Monday 27 September 2010

Courgettes for all

Courgette plant - Striato di Napoli

If you've grown courgettes this year you'll know what a great year it's been for this crop.  If you have friends growing them you will, by now, be less and less tactfully declining yet another offering.  For this reason you can never have too many courgette recipes up your sleeve.  This year I've resorted to giving courgettes away by the bagful together with a copy of this brilliant recipe for a surprisingly creamy Courgette, Basil and Parmesan Soup below (with heartfelt thanks to Lindsey Bareham).  If you are new to vegetable growing, courgettes are a great crop to start with.  Don't plant them closer than 1 metre apart, give them a good dousing of water every couple of days if rain is sparse or non-existent, and they will romp away.  Personally I have neither the patience nor the space to grow them from seed indoors so I plant the seeds straight into the ground in mid-May.  They will be ready to pick from mid-July and can go on until end of September.


Courgette Soup

This year I've grown three varieties but the yellow Soleil is by far the tastiest, taking on a lovely nutty, caramel flavour when sliced and cooked on a hot griddle.  If you grow the round Italian Ronda de Nizza, as I did, keep a close eye on them as they can erupt from cricket ball (the perfect size) to football in the blink of an eye.  If this happens to you, with whatever variety, you need never again think of that ghastly fallback 'stuffed marrow'.  This soup recipe will accommodate the overblown monsters happily and be far more rewarding of your effort.



Courgette, Basil and Parmesan Soup (a Lindsey Bareham recipe)
(serves 4-6.  Good hot or cold))

750g courgette or marrow
125g spring onions or 1 medium onion
25g butter
2 medium-sized new potatoes
1 garlic clove
Half a lemon
750ml light chicken or vegetable stock
20 basil leaves
4 tblsp freshly grated parmesan

Trim and grate the courgette.  Spread in a colander and sprinkle with 1 tblsp of salt, leave to dry out.  Trim and finely slice the onions.  Melt the butter in a spacious pan, stir in the onions, season, cover and cook, stirring occasionally, over a medim-low heat for about 10 minutes until slippery soft. 

Scrape the potatoes and chop small.  Crush the garlic.  Remove the zest from half the lemon.  Stir potatoes, garlic and lemon zest into the soft onion, cover and cook for a couple more minutes. 

If using stock cubes, dissolve in 750ml of boiling water. 

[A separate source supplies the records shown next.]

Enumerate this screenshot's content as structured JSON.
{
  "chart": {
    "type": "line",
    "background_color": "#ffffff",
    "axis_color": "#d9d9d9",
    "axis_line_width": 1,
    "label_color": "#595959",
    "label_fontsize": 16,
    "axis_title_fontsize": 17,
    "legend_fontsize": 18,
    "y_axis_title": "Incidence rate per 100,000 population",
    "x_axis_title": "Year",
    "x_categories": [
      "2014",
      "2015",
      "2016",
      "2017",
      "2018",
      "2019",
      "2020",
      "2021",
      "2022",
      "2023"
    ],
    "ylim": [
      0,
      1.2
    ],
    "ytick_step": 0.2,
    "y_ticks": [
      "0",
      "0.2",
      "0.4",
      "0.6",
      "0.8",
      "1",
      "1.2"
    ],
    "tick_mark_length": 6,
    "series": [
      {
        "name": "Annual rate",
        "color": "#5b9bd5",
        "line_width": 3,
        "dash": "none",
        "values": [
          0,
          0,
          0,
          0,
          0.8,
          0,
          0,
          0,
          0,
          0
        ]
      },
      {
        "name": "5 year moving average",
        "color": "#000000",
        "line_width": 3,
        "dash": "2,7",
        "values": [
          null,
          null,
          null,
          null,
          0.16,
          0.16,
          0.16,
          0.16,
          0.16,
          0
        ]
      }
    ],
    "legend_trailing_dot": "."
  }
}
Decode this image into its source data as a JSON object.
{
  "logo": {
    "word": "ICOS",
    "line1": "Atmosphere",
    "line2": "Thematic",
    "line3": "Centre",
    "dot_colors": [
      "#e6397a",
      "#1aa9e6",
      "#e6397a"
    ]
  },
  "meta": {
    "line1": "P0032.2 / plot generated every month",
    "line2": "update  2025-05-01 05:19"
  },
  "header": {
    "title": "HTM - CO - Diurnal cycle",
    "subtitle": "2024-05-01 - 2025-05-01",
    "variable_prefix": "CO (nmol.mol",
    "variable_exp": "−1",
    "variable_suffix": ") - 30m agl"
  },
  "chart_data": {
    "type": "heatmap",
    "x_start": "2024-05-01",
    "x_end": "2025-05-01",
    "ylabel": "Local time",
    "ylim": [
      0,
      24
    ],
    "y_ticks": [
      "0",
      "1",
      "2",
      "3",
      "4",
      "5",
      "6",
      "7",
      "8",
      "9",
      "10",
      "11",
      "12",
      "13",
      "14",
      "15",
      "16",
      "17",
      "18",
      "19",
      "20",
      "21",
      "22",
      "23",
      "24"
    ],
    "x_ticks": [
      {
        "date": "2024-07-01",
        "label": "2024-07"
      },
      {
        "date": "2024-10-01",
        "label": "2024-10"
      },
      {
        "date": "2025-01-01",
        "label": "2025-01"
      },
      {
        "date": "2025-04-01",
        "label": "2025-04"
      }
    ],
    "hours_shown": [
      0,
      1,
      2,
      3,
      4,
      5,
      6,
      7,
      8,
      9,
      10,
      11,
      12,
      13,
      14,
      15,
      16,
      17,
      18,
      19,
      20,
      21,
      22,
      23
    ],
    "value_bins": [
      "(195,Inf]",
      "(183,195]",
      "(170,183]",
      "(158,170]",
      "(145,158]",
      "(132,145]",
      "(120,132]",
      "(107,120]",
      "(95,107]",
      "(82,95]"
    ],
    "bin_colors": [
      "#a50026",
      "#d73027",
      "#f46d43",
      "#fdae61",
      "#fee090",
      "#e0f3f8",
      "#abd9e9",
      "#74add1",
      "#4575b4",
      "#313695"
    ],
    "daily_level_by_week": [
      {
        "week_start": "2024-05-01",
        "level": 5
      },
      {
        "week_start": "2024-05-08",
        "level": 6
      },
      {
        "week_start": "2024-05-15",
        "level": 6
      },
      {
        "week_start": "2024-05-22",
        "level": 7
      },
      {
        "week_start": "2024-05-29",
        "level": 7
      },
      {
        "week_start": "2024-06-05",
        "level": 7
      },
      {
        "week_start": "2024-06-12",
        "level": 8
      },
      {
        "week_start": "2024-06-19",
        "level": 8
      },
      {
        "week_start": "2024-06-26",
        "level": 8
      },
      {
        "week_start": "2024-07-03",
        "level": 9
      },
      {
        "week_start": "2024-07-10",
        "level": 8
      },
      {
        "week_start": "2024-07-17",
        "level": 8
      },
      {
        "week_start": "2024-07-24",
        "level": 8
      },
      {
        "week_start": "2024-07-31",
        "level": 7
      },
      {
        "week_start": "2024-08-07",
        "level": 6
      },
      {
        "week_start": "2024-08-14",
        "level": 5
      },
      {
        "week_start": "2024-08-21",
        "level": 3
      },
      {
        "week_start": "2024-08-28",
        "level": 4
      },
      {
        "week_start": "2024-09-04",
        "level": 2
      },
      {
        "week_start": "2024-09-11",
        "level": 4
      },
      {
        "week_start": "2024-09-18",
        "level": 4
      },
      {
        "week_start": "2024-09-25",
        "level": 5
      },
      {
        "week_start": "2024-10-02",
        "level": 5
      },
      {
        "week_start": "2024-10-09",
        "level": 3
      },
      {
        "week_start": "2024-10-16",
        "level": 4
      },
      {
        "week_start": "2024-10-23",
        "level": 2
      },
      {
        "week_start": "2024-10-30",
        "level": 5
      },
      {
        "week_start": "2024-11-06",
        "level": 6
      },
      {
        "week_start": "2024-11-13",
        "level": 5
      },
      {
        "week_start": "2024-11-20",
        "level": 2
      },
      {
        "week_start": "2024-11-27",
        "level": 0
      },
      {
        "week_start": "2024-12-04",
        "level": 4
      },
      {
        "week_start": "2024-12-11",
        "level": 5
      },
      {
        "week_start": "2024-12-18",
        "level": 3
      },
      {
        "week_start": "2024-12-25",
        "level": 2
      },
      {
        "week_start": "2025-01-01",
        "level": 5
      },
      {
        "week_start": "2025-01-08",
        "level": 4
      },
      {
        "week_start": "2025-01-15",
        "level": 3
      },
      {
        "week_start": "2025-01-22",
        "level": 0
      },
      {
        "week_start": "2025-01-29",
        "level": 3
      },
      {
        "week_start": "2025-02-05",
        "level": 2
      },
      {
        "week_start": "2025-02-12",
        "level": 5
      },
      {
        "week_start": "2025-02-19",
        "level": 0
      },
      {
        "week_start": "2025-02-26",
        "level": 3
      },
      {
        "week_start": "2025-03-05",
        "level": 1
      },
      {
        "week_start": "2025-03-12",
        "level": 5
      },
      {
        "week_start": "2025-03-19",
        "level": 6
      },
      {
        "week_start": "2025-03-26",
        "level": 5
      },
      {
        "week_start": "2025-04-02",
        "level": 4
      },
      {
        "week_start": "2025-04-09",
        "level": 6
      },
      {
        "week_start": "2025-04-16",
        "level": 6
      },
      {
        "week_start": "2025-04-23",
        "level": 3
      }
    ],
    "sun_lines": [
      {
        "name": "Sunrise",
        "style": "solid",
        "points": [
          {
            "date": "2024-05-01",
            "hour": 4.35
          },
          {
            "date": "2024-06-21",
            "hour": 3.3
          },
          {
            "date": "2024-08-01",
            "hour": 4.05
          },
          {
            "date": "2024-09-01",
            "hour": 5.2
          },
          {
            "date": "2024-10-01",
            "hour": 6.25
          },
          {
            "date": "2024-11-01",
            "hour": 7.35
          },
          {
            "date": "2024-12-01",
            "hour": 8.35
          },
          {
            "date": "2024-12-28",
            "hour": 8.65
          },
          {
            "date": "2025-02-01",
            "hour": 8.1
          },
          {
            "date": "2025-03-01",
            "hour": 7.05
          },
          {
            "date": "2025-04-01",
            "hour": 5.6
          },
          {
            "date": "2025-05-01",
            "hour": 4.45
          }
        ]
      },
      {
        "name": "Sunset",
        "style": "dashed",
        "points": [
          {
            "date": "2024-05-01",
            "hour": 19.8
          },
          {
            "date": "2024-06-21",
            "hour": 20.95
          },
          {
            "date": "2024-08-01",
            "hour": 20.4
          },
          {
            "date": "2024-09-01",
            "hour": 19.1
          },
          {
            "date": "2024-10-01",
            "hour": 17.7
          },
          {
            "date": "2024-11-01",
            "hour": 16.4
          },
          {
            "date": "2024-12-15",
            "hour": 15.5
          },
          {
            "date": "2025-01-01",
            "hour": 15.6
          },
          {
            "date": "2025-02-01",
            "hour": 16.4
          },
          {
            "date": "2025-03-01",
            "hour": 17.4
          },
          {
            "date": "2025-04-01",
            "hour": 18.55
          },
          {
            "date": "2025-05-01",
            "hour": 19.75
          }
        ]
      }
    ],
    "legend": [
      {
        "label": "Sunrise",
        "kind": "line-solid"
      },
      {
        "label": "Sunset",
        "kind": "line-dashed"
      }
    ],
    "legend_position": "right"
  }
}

Squeeze as much liquid as possible out of the grated courgette and add to the pan.  Cook, uncovered, for 2-3 minutes and add the stock.  Bring to the boil and cook, partially covered, for about 5 minutes until the potatoes are tender.  Add the basil then blitz.  Stir in the parmesan, taste and adjust the seasoning with salt, pepper and lemon. 

Nb.  If you don't have basil, thyme works but there's no doubt that the use of basil makes this recipe special.